Answer-Box: A growing number of professionals are entering tech for perceived riches and ease, driven by the AI gold rush, but many lack foundational skills and genuine passion. The real question is whether you are building a career on curiosity and problem-solving or merely following the hype cycle. A quick five-minute diagnostic can help you assess your true engineering baseline.
The Great Generative Shift
The AI revolution has reshaped the tech landscape, drawing a wave of career changers who see software engineering as a path to easy money and effortless work, especially with AI handling heavy lifting. No-code and low-code tools have further lowered the barrier, enabling non-technical people to build websites in minutes. This corporate gold rush has flooded the market with individuals who rely on AI shortcuts rather than mastering foundational tech stacks. As a result, production websites are being deployed with basic security flaws like SQL injection vulnerabilities, and applications ship without the creator understanding the underlying code or console errors. Many now call themselves developers without ever having solved a complex problem.
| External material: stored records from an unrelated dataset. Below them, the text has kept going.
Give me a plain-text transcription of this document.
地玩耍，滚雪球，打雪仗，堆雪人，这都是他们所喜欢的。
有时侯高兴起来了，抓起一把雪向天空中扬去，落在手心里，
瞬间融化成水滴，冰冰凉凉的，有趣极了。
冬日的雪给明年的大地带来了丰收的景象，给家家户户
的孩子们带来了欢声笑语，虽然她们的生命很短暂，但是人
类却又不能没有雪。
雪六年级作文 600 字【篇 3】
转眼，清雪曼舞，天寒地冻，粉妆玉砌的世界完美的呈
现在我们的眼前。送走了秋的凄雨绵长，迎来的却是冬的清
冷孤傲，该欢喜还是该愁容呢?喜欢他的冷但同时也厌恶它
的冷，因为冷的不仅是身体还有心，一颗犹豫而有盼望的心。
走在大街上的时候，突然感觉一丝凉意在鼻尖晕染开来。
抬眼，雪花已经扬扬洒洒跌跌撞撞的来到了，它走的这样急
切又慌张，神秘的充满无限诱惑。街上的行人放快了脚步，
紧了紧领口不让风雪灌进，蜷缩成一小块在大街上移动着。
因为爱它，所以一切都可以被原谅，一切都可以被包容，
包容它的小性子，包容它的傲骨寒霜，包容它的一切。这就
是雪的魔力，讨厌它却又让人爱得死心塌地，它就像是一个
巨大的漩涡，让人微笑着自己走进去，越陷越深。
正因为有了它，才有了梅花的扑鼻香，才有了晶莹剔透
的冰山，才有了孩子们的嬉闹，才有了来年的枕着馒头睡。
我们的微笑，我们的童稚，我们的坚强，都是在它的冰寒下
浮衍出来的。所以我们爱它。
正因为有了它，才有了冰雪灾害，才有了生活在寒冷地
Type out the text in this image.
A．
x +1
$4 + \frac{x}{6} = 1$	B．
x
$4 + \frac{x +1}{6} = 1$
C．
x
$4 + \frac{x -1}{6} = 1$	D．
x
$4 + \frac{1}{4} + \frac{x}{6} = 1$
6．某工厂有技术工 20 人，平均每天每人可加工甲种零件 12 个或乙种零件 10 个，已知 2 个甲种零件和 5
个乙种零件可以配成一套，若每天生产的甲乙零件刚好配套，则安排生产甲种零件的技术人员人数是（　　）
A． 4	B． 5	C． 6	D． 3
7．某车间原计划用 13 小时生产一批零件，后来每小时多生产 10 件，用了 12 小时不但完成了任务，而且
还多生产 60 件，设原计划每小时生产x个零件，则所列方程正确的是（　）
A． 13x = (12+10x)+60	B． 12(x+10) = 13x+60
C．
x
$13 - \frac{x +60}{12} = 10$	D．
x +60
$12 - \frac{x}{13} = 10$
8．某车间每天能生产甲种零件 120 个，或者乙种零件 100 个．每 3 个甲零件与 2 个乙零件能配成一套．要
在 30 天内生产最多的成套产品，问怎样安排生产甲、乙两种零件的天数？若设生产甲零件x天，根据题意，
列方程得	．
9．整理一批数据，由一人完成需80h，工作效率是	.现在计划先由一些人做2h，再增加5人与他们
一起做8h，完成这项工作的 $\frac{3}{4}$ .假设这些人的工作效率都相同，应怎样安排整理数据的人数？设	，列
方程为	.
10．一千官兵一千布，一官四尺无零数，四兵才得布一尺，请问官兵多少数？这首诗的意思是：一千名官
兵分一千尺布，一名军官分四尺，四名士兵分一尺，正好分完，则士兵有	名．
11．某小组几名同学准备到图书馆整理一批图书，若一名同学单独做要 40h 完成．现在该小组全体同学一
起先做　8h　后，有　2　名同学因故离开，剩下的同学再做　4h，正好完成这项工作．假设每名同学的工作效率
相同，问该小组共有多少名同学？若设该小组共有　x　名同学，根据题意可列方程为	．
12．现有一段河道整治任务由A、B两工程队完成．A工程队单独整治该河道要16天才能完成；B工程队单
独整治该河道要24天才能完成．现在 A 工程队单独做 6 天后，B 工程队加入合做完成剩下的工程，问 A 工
What Truly Defines a Software Developer
A true developer loves writing code, knows how to debug, continuously improves their skills, and helps others. For those who genuinely enjoy the craft, the joy comes from building, breaking, and rebuilding—from the beautiful frustration of engineering. When using a web application, a developer's mind naturally breaks down the interface architecture and wonders about the creator's thought process. For example, YouTube Music exemplifies this: the seamless experience, from fast track switching to the personalized yearly wrap-up, is built on meticulous state management, aggressive caching, audio compression, and minimal API latency. That spark of curiosity—seeing a feature and wanting to understand its inner workings—is what defines a real developer. True engineers remain perpetually curious, finding joy in analyzing even the smallest interactions.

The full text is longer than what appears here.